Methods Network activity data were collected from 28 ECHO networks to include the number of ECHO sessions delivered within each network and the number attended by each participant. The number of ‘low’ (attended 1-32% of sessions), ‘medium’ (attended 34-67% of sessions) and ‘high attenders’ (attended ≥ 68% of sessions) for each network were calculated. Data were examined and explanations for observed attendance patterns were extracted.

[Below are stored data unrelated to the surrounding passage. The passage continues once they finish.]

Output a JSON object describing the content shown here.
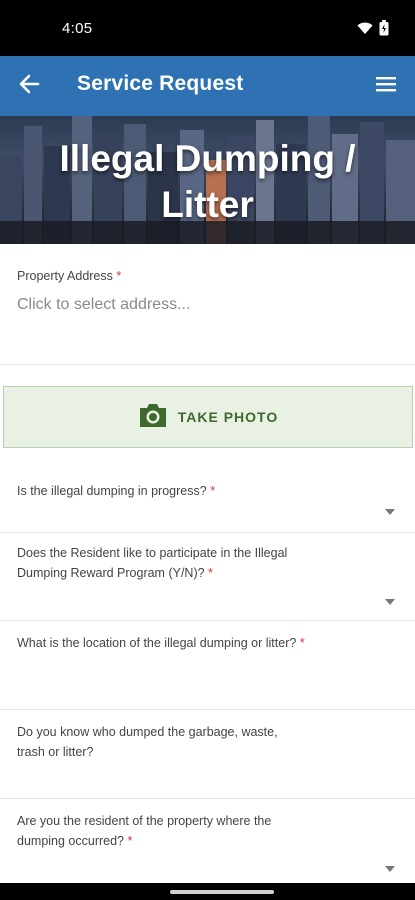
{
  "status_bar": {
    "time": "4:05",
    "icons": [
      "wifi-icon",
      "battery-icon"
    ]
  },
  "app_bar": {
    "title": "Service Request",
    "back_icon": "arrow-left-icon",
    "menu_icon": "hamburger-menu-icon",
    "background_color": "#2f72b3"
  },
  "hero": {
    "title_line1": "Illegal Dumping /",
    "title_line2": "Litter"
  },
  "form": {
    "address": {
      "label": "Property Address",
      "required_mark": "*",
      "placeholder": "Click to select address..."
    },
    "photo_button": {
      "label": "TAKE PHOTO",
      "icon": "camera-icon",
      "color": "#3d6a2c"
    },
    "questions": [
      {
        "label": "Is the illegal dumping in progress?",
        "required_mark": "*"
      },
      {
        "label": "Does the Resident like to participate in the Illegal Dumping Reward Program (Y/N)?",
        "required_mark": "*"
      },
      {
        "label": "What is the location of the illegal dumping or litter?",
        "required_mark": "*"
      },
      {
        "label": "Do you know who dumped the garbage, waste, trash or litter?",
        "required_mark": ""
      },
      {
        "label": "Are you the resident of the property where the dumping occurred?",
        "required_mark": "*"
      }
    ]
  }
}
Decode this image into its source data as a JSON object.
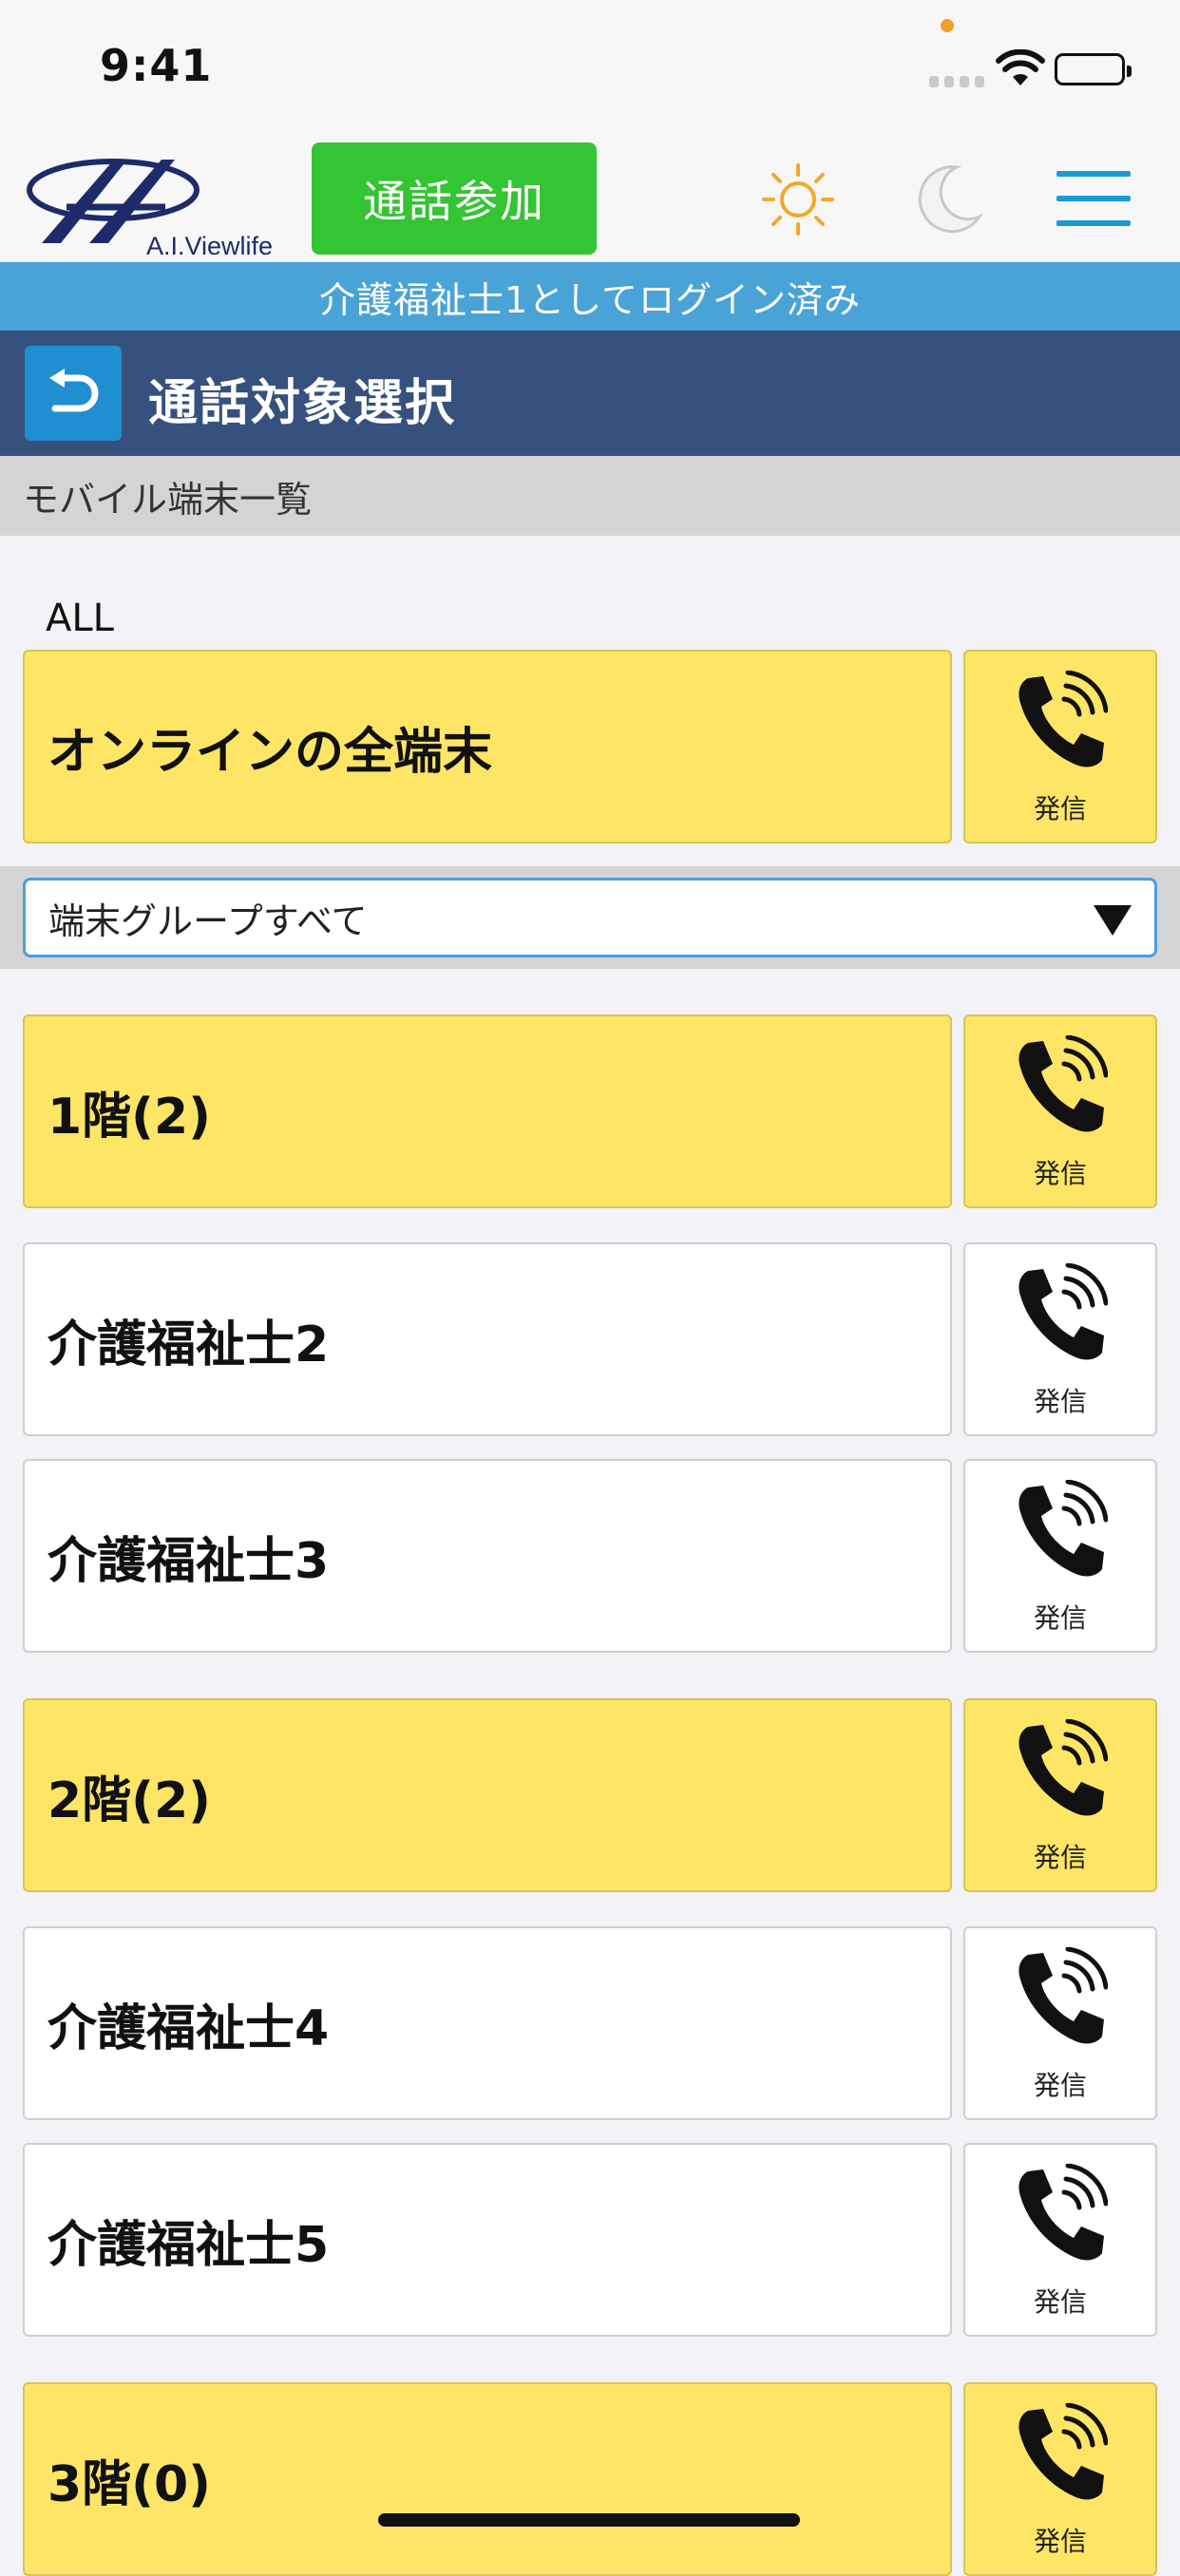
{
  "status_bar": {
    "time": "9:41"
  },
  "header": {
    "logo_text": "A.I.Viewlife",
    "join_call_label": "通話参加"
  },
  "login_banner": "介護福祉士1としてログイン済み",
  "title_bar": {
    "title": "通話対象選択"
  },
  "section": {
    "title": "モバイル端末一覧",
    "all_label": "ALL"
  },
  "all_row": {
    "name": "オンラインの全端末",
    "call_label": "発信"
  },
  "group_filter": {
    "selected": "端末グループすべて"
  },
  "rows": [
    {
      "name": "1階(2)",
      "call_label": "発信"
    },
    {
      "name": "介護福祉士2",
      "call_label": "発信"
    },
    {
      "name": "介護福祉士3",
      "call_label": "発信"
    },
    {
      "name": "2階(2)",
      "call_label": "発信"
    },
    {
      "name": "介護福祉士4",
      "call_label": "発信"
    },
    {
      "name": "介護福祉士5",
      "call_label": "発信"
    },
    {
      "name": "3階(0)",
      "call_label": "発信"
    }
  ],
  "colors": {
    "group_row": "#fee566",
    "join_button": "#33c533",
    "login_banner": "#4aa3d6",
    "title_bar": "#37517e",
    "back_button": "#1f8fd2"
  }
}
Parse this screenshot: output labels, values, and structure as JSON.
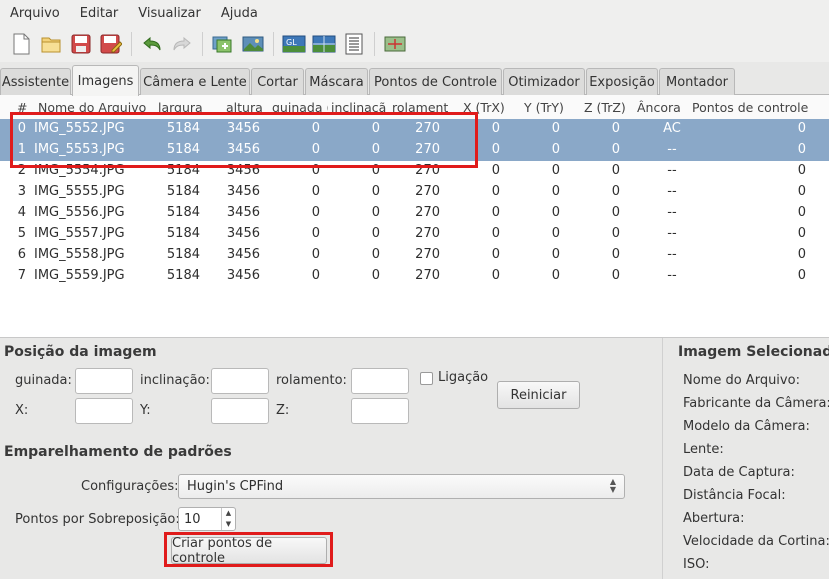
{
  "menu": [
    "Arquivo",
    "Editar",
    "Visualizar",
    "Ajuda"
  ],
  "toolbar_icons": [
    "new-file-icon",
    "open-folder-icon",
    "save-icon",
    "save-as-icon",
    "undo-icon",
    "redo-icon",
    "add-images-icon",
    "add-time-series-icon",
    "opengl-preview-icon",
    "fast-preview-icon",
    "list-view-icon",
    "control-point-editor-icon"
  ],
  "tabs": [
    "Assistente",
    "Imagens",
    "Câmera e Lente",
    "Cortar",
    "Máscara",
    "Pontos de Controle",
    "Otimizador",
    "Exposição",
    "Montador"
  ],
  "active_tab": "Imagens",
  "table": {
    "headers": [
      "#",
      "Nome do Arquivo",
      "largura",
      "altura",
      "guinada (",
      "inclinação",
      "rolament",
      "X (TrX)",
      "Y (TrY)",
      "Z (TrZ)",
      "Âncora",
      "Pontos de controle"
    ],
    "rows": [
      [
        "0",
        "IMG_5552.JPG",
        "5184",
        "3456",
        "0",
        "0",
        "270",
        "0",
        "0",
        "0",
        "AC",
        "0"
      ],
      [
        "1",
        "IMG_5553.JPG",
        "5184",
        "3456",
        "0",
        "0",
        "270",
        "0",
        "0",
        "0",
        "--",
        "0"
      ],
      [
        "2",
        "IMG_5554.JPG",
        "5184",
        "3456",
        "0",
        "0",
        "270",
        "0",
        "0",
        "0",
        "--",
        "0"
      ],
      [
        "3",
        "IMG_5555.JPG",
        "5184",
        "3456",
        "0",
        "0",
        "270",
        "0",
        "0",
        "0",
        "--",
        "0"
      ],
      [
        "4",
        "IMG_5556.JPG",
        "5184",
        "3456",
        "0",
        "0",
        "270",
        "0",
        "0",
        "0",
        "--",
        "0"
      ],
      [
        "5",
        "IMG_5557.JPG",
        "5184",
        "3456",
        "0",
        "0",
        "270",
        "0",
        "0",
        "0",
        "--",
        "0"
      ],
      [
        "6",
        "IMG_5558.JPG",
        "5184",
        "3456",
        "0",
        "0",
        "270",
        "0",
        "0",
        "0",
        "--",
        "0"
      ],
      [
        "7",
        "IMG_5559.JPG",
        "5184",
        "3456",
        "0",
        "0",
        "270",
        "0",
        "0",
        "0",
        "--",
        "0"
      ]
    ],
    "selected_rows": [
      0,
      1
    ]
  },
  "position": {
    "title": "Posição da imagem",
    "yaw_label": "guinada:",
    "pitch_label": "inclinação:",
    "roll_label": "rolamento:",
    "link_label": "Ligação",
    "x_label": "X:",
    "y_label": "Y:",
    "z_label": "Z:",
    "reset_button": "Reiniciar"
  },
  "matching": {
    "title": "Emparelhamento de padrões",
    "settings_label": "Configurações:",
    "settings_value": "Hugin's CPFind",
    "points_label": "Pontos por Sobreposição:",
    "points_value": "10",
    "create_button": "Criar pontos de controle"
  },
  "selected_image": {
    "title": "Imagem Selecionada",
    "fields": [
      "Nome do Arquivo:",
      "Fabricante da Câmera:",
      "Modelo da Câmera:",
      "Lente:",
      "Data de Captura:",
      "Distância Focal:",
      "Abertura:",
      "Velocidade da Cortina:",
      "ISO:"
    ]
  },
  "highlight_color": "#e01b1b",
  "selection_color": "#8aa8c8"
}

Results The majority of networks delivered nine ECHO sessions held monthly. 1588 participants attended at least once across all 28 networks. Variations in the proportion of low, medium and high attenders were observed across the networks. In 20/28 networks ≥ 50% of participants were ‘low’ attenders. Reasons for low attendance included competing workplace demands and staff shortages. However, interview data indicated that for several networks with a high proportion of ‘low attenders’ participation in the network was at service rather than individual level. Impacts at a service level were still identified through qualitative data collection. Networks with a larger proportion of ‘medium’ or ‘high’ attenders were characterised by strong leadership and/or a link to wider service developments.
Conclusion It needs to be considered what outcomes are realistic to assess based on levels of attendance and number of ECHO sessions delivered. Qualitative data collection is recommended to unpick reasons for observed attendance patterns and identify any unexpected outcomes.